Film bien plus riche que la présentation un peu standard qui en est fait dans la presse.
Le début expose de façon à la fois clinique et empathique le travail des entraineuses dans les boîtes de strip-tease, métier qu'exerce Ani. Aussi bien les espaces ouverts aux clients, et notamment une rangée de semi cabines où les filles se trémoussent sur l'entrejambe d'hommes affalés, que les coulisses et ce qui pourrait être une salle de repos. Appâter le client, le faire dépenser, le faire rêver et lui faire glisser des billets dans la ceinture du string, tel est le métier d'Ani. Ce n'est ni idéalisé ni glauque. Les filles vivent du désir des hommes, sont copines ou garces, et les rapports entre le propriétaire de la boîte et elles ne sont pas univoques.
La seconde partie fait débarquer Ivan, fils d'oligarque russe désœuvré, qui mène une vie dissipée avec une poignée d'amis. Il incarne une forme d'innocence naïve et égoïste, remarquablement bien filmée. Son visage pourrait figurer sur une fresque de la Renaissance - période riche en parvenus et fils de parvenus oisifs.... Ani et l’insouciant Ivan vont s'attacher l'un à l'autre et même se marier à Las Vegas.
Malheureusement, les parents d'Ivan vont l'apprendre, et sa mère, furieuse, va mobiliser leur relais local, un pope, qui était chargé de veiller sur lui. S'ouvre alors une séquence très différente de ce que la presse laisse penser. Deux sbires envoyés par le pope, qui les rejoindra rapidement, viennent mettre le holà à l'aventure. Mais les choses ne se passent pas comme espéré, et le trio, qui embarque Ani, se lance à la recherche du jeune marié, questionnant ses amis et explorant tous les lieux qu'il a l'habitude de fréquenter.

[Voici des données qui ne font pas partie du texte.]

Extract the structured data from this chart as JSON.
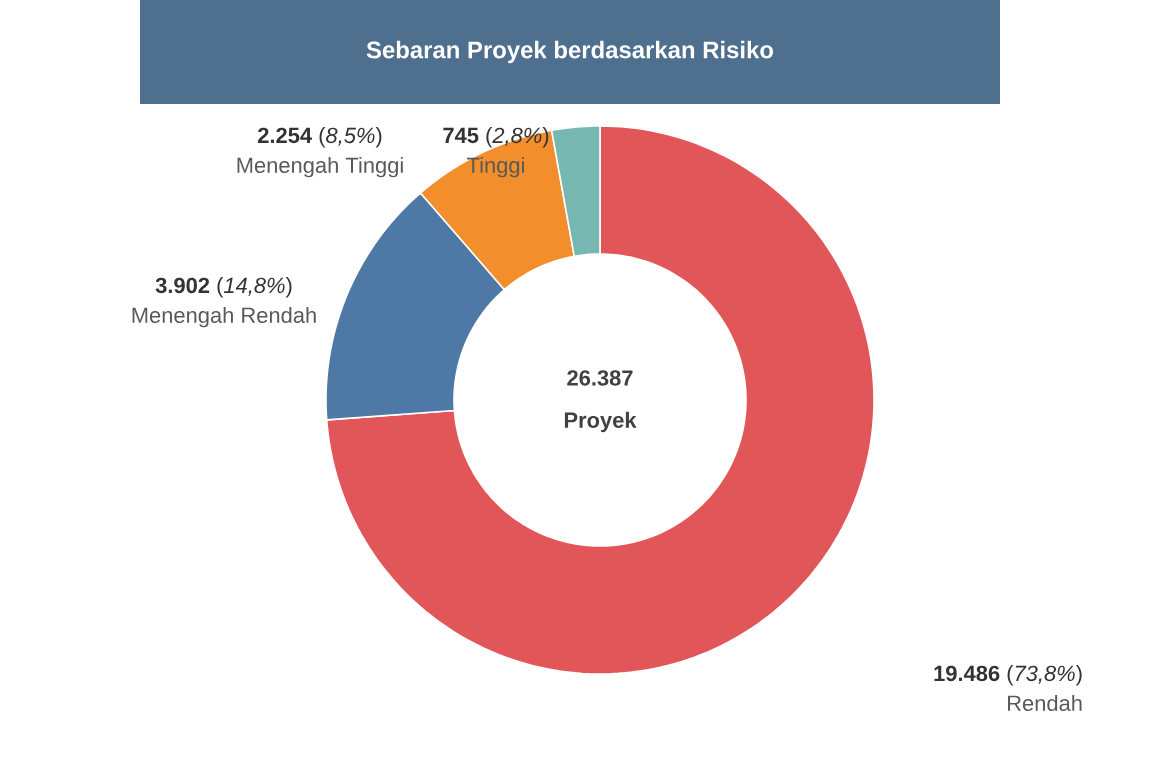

Traque ou plutôt errance nocturne, parsemée d'embûches, menée dans le froid, qui finit par trouver Ivan, grâce à Ani.
Après une première tentative spectaculairement ratée de faire annuler le mariage à New York, les parents débarquent. La mère et sa nouvelle belle-fille s'affrontent à armes inégales, et cela va se conclure par l'annulation du mariage à Las Vegas.
La dernière partie va conclure un autre fil narratif que l'on a vu se développer au fil des péripéties, avec une scène qui mêle sexe, reconnaissance et libération de la tension qui s'est accumulée chez Ani.
Sur une trame assez simple et conventionnelle, le réalisateur évite à chaque moment la caricature, le cliché, le déjà vu. Le travail des entraîneuses est présenté sans voyeurisme, sans paillettes et sans mépris, et Ani ne cesse de rappeler qu'elle n'est pas une prostituée. De fait, quand elle va passer une semaine dans la maison d'Ivan, elle doit prendre un congé. Et même si elle négocie un cachet, elle se donne volontairement à ce jeune post-adolescent attachant à qui elle essaie d'apprendre à mieux faire l'amour. On s'attend à une course poursuite menée par des tueurs bêtes et méchants dans le style Fargo, on a une laborieuse recherche nocturne du disparu par des hommes ordinaires et bien peu familiers de la violence, dont on comprend que ce n'est pas la première fois qu'ils doivent remettre Ivan sur le droit chemin. Ivan ne fréquente pas d'autres fils d'oligarques et des jet-setters, mais des gens simples et sans histoires, qui l'aident à ne pas grandir. On s'attend à voir apparaître un oligarque brutal (les conversations téléphoniques du pope laissent cependant penser que c'est Madame qui porte la culotte), on a un couple soucieux de voir leur fils parti à l'étranger incapable de sortir d'une enfance trop choyée et furieux de l'atteinte à leur réputation.
Ce film est finalement une histoire ordinaire, à ras d'humanité. Cette histoire est plus spectaculaire par l'argent dont dispose Ivan ou plutôt ses parents, mais le fond reste très humain. Chaque personnage est respecté, aucun n'est grotesque. On est presque peu honteux de se souvenir qu'on s'attendait à une épopée sanglante et déjantée, style U Turn.
Les acteurs sont excellents. Mickey Madison est à juste titre célébrée dans la presse, mais Mark Eydelshteyn et Youri Borissov, deux acteurs russes réputés, sont remarquables, tout comme Karren Karagulian.
Cela valait-il une Palme d'Or face à la concurrence à Cannes? En tout cas, c'est un beau film qui laisse une forte impression longtemps après l'avoir vu.